Kate Melville's 'Picture Day' Wins Best Canadian Feature at Whistler Film Festival
Tatiana Maslany earned the best performance trophy for her star turn in the coming-of-age drama about a rebellious teenager in her last year of high school.
WHISTLER, B.C. -- The Tatiana Maslany-starring coming-of-age drama Picture Day on Sunday won the Borsos Award for best Canadian feature at the Whistler Film Festival.
Maslany also won the trophy for best performance in the film by first-time director Kate Melville that bowed at the Toronto International Film Festival.
Picture Day follows a rebellious teenager, played by Maslany, who is caught between adolescence and adulthood as she repeats her last year of high school.

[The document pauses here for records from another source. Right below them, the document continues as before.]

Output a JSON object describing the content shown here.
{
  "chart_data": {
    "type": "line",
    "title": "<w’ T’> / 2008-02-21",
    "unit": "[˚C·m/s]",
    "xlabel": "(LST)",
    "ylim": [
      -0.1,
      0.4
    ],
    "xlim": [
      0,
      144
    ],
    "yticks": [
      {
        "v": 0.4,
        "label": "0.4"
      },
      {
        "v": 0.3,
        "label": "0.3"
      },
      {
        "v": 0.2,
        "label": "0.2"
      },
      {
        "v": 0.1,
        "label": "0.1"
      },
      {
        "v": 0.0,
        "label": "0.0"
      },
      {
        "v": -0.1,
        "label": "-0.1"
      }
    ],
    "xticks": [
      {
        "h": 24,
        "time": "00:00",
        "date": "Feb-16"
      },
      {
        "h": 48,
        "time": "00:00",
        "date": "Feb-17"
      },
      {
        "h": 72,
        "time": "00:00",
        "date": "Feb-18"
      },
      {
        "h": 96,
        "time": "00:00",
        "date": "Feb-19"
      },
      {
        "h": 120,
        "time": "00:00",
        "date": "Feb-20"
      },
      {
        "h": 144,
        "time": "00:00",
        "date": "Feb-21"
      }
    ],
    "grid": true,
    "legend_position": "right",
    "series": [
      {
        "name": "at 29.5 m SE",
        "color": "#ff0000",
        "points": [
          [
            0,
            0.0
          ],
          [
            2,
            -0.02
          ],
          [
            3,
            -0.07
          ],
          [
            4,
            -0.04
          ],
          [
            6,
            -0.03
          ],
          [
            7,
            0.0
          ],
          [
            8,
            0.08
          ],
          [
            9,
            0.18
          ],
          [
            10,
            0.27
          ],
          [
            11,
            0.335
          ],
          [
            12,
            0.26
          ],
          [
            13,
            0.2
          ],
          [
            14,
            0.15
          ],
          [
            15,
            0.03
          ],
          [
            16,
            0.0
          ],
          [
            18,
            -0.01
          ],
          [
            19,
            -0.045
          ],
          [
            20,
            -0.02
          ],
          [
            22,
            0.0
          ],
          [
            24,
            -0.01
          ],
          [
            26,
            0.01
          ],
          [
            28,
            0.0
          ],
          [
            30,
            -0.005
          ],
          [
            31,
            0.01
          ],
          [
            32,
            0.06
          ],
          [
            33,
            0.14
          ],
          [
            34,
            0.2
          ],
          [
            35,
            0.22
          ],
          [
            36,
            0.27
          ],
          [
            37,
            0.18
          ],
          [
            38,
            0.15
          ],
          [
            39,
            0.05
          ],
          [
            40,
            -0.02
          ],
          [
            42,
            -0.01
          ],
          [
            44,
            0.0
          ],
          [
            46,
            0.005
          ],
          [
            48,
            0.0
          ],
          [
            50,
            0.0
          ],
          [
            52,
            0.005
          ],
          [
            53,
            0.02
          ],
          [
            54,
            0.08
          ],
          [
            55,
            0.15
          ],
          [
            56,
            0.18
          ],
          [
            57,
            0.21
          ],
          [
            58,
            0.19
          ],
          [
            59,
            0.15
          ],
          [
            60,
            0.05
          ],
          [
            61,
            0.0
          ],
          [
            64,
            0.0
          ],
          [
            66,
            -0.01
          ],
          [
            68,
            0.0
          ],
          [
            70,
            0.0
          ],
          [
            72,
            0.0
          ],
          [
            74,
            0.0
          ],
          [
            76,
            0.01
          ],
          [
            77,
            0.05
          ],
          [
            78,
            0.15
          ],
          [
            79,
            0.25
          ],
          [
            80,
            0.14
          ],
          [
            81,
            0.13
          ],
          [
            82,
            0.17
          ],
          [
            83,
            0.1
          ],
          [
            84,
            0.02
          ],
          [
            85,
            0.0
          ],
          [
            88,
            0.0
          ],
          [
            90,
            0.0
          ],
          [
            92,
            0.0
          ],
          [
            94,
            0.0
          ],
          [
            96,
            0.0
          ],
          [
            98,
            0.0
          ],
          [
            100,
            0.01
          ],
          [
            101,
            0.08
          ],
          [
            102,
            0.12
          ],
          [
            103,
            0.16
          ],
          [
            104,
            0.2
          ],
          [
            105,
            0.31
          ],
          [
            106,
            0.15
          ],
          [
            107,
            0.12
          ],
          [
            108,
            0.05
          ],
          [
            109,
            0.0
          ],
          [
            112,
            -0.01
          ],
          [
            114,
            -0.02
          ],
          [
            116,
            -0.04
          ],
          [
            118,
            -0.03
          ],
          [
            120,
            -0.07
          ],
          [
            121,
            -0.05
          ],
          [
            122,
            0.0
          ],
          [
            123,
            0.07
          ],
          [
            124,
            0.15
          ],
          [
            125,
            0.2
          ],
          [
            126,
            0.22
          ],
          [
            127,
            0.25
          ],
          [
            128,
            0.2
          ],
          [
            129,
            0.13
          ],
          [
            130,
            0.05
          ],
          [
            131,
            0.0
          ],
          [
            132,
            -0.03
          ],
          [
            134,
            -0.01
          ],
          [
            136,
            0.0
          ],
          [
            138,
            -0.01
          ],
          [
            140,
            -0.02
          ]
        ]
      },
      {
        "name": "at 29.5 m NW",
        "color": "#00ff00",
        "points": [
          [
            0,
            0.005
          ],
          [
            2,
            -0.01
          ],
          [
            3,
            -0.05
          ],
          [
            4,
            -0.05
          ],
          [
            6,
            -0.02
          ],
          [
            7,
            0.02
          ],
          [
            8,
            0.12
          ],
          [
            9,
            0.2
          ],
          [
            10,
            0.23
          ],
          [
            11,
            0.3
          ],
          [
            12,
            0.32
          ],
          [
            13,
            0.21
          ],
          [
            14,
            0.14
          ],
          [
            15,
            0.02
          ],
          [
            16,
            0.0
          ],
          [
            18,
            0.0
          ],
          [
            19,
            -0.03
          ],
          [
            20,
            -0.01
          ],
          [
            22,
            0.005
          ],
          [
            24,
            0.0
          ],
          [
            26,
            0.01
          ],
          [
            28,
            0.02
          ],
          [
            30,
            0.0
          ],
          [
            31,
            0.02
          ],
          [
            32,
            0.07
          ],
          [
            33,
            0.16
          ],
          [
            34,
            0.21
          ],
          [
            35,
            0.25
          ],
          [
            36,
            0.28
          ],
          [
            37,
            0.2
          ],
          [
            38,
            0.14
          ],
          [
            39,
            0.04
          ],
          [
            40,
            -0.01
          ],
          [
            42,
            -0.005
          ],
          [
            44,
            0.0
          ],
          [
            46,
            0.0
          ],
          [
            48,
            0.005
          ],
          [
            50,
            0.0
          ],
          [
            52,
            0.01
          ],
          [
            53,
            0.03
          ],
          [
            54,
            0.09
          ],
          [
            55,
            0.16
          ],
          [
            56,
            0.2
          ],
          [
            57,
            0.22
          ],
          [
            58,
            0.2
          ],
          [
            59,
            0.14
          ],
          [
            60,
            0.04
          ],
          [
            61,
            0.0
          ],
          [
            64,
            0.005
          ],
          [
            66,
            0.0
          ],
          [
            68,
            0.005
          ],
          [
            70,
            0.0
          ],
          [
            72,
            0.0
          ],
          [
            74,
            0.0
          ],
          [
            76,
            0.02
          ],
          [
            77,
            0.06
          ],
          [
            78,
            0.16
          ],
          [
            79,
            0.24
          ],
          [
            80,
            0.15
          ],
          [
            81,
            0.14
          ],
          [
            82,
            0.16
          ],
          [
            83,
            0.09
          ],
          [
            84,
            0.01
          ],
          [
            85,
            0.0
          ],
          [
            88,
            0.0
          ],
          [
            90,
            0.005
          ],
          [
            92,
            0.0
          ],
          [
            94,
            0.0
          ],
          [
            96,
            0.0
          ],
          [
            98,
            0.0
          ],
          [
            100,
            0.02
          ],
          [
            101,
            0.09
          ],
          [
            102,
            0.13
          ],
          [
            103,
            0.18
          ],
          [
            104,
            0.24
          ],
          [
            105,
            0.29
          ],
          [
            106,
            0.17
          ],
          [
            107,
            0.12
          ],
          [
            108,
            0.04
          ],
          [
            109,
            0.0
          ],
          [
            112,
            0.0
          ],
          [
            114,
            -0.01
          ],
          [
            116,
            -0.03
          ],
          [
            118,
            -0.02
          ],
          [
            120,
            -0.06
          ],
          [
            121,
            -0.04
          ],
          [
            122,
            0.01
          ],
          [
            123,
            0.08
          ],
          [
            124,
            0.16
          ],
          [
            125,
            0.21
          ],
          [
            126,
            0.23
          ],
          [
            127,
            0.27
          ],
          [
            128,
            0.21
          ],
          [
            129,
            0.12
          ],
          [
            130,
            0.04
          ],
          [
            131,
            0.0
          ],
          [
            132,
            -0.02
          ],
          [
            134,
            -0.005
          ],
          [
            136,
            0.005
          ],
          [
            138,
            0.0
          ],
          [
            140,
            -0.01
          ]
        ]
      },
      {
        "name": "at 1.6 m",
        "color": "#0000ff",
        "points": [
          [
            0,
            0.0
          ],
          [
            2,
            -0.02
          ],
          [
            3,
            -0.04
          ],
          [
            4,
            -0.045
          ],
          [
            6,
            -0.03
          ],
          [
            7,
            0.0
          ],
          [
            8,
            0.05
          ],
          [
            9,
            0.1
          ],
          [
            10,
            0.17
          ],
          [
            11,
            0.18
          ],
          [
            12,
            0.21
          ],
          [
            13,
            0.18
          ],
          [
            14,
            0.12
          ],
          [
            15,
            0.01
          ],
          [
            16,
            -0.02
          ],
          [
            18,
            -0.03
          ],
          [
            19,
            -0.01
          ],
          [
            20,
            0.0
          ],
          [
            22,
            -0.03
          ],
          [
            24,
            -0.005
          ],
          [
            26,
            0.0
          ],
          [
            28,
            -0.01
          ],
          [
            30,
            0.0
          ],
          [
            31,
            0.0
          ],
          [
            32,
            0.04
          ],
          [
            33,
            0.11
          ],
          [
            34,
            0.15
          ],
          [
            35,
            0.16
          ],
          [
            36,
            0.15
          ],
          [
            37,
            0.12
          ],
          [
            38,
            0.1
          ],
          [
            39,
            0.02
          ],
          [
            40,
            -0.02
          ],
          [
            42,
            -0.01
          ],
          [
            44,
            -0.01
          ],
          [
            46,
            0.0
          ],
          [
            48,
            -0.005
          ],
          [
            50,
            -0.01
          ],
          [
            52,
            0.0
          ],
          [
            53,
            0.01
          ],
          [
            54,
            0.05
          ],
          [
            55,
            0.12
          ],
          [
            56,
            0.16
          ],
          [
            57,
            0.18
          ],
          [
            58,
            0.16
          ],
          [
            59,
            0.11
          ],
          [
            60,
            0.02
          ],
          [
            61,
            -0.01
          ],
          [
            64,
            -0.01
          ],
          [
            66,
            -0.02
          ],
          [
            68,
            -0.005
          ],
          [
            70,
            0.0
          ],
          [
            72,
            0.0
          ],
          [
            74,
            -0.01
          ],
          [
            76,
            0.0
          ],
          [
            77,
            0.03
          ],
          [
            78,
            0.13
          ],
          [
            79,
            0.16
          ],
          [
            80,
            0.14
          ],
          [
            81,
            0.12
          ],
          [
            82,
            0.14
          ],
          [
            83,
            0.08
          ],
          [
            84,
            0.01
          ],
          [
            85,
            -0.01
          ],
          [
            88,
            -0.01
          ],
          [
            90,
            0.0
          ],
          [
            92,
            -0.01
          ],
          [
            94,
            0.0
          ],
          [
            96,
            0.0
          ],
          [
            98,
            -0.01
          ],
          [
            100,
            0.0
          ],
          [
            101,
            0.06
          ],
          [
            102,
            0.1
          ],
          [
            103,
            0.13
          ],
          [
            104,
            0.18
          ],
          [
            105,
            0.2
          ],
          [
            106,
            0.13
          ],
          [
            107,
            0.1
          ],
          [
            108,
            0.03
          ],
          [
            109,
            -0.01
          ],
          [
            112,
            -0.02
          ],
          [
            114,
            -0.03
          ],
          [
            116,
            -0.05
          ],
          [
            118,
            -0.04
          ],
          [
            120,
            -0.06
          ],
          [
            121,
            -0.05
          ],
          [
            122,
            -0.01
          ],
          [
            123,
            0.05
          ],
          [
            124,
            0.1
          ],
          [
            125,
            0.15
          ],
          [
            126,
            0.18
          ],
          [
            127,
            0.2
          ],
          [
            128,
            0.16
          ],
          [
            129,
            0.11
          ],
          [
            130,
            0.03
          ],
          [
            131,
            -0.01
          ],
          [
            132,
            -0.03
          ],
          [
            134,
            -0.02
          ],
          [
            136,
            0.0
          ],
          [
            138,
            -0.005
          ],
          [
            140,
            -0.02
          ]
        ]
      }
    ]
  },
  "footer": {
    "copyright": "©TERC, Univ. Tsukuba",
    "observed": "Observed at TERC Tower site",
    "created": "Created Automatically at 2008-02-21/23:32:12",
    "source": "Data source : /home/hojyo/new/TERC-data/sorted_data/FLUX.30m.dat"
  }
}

Melville’s film beat out other TIFF titles for the Borsos crown, like Sudz Sutherland’s Home Again, Sean Garrity’s My Awkward Sexual Adventure and Michael McGowan’s Still, which stars James Cromwell.
Other Borsos competition titles in Whistler included a world premiere for David Mortin’s Mad Ship and two Quebec films, Martin Laroche’s Fair Sex and Bernard Edmond’s All That You Possess.
The Whistler jury also gave the world documentary award to Karen Cho’s Status Quo?, a National Film Board of Canada film about the history of the Canadian women’s movement.
And the Canadian shortwork award went to Requiem for Romance, by Jonathan Ng, about a couple’s tragic love affair ending during an evening phone call, while the international shortwork award went to Polish director Marcin Bortkiewicz’s Drawn From Memory.
Other Whistler award winners: The shortwork student award went to Jon Thomas’ Plating, and the mountain culture film award was picked up by William Kerig for Ready to Fly.
Elsewhere, the MPPIA short film award was won by Jon Ornoy for True Love Waits.